Another important thing about our team is that we’re passionate about what we do. You can’t turn off passion when you walk out of the office. That’s why you’ll find a lot of us online late at night, finishing a minor commit and answering an email correspondence that can’t wait until tomorrow.

The people that stuck together through thick and thin (some 12 of us, out of 25 people we currently have on our team) are honestly the best people I’ve worked in my life – I can trust them with any kind of task, and I know that they will exceed my expectations. This is why we insist on so many obstacles in our hiring process – we want to make sure that the person that makes it to the face-to-face interview is the kind that asks questions like “What is the work environment like?“, and not questions like “How often do you have team building events?

For the Right People, It’s the Perfect Place to Grow

You need to care about what you do in order to give your best. You need to be a team player, because trust and teamwork is what makes us better than the sum of our parts. And most of all, you gotta be willing to learn, innovate and invent new ways to deal with a challenge, when the old ways don’t cut it.

A lot of people in Serbia don’t want that – a good salary and a steady job are enough.

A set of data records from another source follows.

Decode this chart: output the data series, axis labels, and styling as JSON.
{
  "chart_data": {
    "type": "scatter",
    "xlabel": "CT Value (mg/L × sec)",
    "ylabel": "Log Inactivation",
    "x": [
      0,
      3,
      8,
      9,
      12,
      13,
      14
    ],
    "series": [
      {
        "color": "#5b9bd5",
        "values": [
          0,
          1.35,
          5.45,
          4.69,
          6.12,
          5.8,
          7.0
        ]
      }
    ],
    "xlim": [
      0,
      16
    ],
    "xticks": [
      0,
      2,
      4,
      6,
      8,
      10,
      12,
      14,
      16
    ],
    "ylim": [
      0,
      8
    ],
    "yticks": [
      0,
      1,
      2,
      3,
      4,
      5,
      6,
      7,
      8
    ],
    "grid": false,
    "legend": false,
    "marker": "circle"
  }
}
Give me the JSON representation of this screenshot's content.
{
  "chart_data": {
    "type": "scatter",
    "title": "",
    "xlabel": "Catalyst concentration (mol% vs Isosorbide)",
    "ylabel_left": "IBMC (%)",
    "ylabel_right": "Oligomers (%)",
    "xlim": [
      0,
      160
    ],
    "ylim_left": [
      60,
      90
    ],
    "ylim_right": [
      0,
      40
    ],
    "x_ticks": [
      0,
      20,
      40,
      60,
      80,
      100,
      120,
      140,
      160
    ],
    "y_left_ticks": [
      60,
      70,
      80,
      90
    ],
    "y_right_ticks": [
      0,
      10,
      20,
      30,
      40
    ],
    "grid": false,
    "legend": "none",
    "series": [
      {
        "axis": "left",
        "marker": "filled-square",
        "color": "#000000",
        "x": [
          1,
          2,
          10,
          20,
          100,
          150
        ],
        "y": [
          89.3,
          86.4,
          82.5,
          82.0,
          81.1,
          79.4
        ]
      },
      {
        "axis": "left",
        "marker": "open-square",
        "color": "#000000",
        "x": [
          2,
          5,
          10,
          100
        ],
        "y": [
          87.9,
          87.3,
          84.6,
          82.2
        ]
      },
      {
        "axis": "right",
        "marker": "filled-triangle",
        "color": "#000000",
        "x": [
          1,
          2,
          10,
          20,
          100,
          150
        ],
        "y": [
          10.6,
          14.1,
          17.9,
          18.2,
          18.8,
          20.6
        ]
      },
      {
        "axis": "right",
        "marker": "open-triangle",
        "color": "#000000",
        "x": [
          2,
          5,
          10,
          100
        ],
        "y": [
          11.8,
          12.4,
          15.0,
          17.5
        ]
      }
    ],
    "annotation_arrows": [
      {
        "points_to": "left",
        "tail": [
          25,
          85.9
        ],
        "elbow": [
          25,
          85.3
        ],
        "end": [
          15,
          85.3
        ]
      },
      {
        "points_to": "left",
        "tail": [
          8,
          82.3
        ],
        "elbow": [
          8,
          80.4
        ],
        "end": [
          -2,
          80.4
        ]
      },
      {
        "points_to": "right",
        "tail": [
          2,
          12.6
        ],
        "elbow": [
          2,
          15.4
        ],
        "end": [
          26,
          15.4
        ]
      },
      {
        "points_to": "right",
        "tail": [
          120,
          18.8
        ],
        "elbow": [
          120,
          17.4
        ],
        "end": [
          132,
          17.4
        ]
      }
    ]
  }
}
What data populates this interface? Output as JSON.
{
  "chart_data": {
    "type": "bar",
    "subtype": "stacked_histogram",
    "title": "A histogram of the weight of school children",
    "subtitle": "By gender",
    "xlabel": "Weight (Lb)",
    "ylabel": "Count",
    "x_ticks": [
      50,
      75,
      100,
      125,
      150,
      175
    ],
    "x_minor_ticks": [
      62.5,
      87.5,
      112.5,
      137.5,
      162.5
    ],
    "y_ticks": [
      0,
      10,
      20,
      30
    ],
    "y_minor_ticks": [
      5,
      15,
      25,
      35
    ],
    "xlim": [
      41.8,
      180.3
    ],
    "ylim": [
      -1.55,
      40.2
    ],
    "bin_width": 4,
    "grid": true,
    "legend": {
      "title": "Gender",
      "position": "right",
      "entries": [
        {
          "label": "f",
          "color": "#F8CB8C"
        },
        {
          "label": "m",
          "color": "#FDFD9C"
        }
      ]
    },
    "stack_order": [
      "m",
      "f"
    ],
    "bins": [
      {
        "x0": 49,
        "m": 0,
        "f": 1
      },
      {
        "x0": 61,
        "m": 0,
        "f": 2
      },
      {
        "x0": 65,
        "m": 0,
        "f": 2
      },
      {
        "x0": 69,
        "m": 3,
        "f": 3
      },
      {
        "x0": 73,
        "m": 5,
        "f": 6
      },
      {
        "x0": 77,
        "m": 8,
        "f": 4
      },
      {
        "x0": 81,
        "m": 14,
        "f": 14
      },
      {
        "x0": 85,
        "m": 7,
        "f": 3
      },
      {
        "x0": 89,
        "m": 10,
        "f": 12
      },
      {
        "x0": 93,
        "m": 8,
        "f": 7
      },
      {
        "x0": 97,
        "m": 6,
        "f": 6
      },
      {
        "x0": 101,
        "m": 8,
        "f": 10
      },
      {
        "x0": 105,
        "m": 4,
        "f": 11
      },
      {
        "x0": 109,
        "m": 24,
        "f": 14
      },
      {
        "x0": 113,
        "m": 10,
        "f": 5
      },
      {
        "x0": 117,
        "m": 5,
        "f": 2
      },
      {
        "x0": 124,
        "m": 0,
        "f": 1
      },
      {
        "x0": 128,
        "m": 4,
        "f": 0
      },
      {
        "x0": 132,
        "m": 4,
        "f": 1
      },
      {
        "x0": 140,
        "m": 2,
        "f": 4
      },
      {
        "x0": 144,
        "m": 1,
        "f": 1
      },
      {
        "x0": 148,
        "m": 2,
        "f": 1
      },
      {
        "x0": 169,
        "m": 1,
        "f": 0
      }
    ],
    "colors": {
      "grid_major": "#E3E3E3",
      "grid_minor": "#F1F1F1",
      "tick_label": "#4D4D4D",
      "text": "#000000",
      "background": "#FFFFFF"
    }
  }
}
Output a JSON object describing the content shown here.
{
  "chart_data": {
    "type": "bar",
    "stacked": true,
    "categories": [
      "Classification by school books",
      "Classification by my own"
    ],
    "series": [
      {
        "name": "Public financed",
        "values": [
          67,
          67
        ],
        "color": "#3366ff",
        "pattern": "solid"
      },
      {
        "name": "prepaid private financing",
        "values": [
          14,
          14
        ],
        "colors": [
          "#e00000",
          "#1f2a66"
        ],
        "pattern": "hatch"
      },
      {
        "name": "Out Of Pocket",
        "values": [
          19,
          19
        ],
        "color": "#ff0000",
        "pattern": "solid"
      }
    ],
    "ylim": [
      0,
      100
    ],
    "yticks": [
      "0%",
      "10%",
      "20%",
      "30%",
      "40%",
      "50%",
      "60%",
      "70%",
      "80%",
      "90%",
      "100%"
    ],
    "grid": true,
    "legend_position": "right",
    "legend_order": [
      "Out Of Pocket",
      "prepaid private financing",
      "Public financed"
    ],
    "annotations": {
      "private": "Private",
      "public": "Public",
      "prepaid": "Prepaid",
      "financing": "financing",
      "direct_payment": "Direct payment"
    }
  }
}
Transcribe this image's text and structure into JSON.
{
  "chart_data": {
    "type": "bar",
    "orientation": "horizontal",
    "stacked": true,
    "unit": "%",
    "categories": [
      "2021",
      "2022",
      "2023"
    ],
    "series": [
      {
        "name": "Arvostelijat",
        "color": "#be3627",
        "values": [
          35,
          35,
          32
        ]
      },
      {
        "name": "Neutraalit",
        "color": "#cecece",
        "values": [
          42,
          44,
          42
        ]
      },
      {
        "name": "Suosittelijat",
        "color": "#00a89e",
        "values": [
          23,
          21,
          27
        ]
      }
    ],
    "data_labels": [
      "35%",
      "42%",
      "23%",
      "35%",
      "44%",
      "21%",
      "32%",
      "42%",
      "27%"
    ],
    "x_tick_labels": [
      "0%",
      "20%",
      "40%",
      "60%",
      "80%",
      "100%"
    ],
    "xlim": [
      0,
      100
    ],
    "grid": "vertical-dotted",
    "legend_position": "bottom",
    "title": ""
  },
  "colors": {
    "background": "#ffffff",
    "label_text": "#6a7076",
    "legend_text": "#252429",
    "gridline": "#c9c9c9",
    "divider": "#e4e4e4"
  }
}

But there are some out there, like us, that have that urge to create something that matters. Maybe someone like you, since you’re still reading this article (or you probably just skipped straight to the Samuel L Jackson meme – that’s cool, here’s some more).

That’s why we have a virtually unlimited budget for books, training, seminars and certifications. It’s why we built an amazing work environment that keeps you just outside your comfort zone, so you wouldn’t be afraid to make mistakes and learn from them.

It’s an adventurous ride that brought me from the Customer Happiness position to the lead position of the Growth team, where I can experiment with all sorts of ways of growing our user base and revenue.

If I could do it all over, I wouldn’t have it any other way.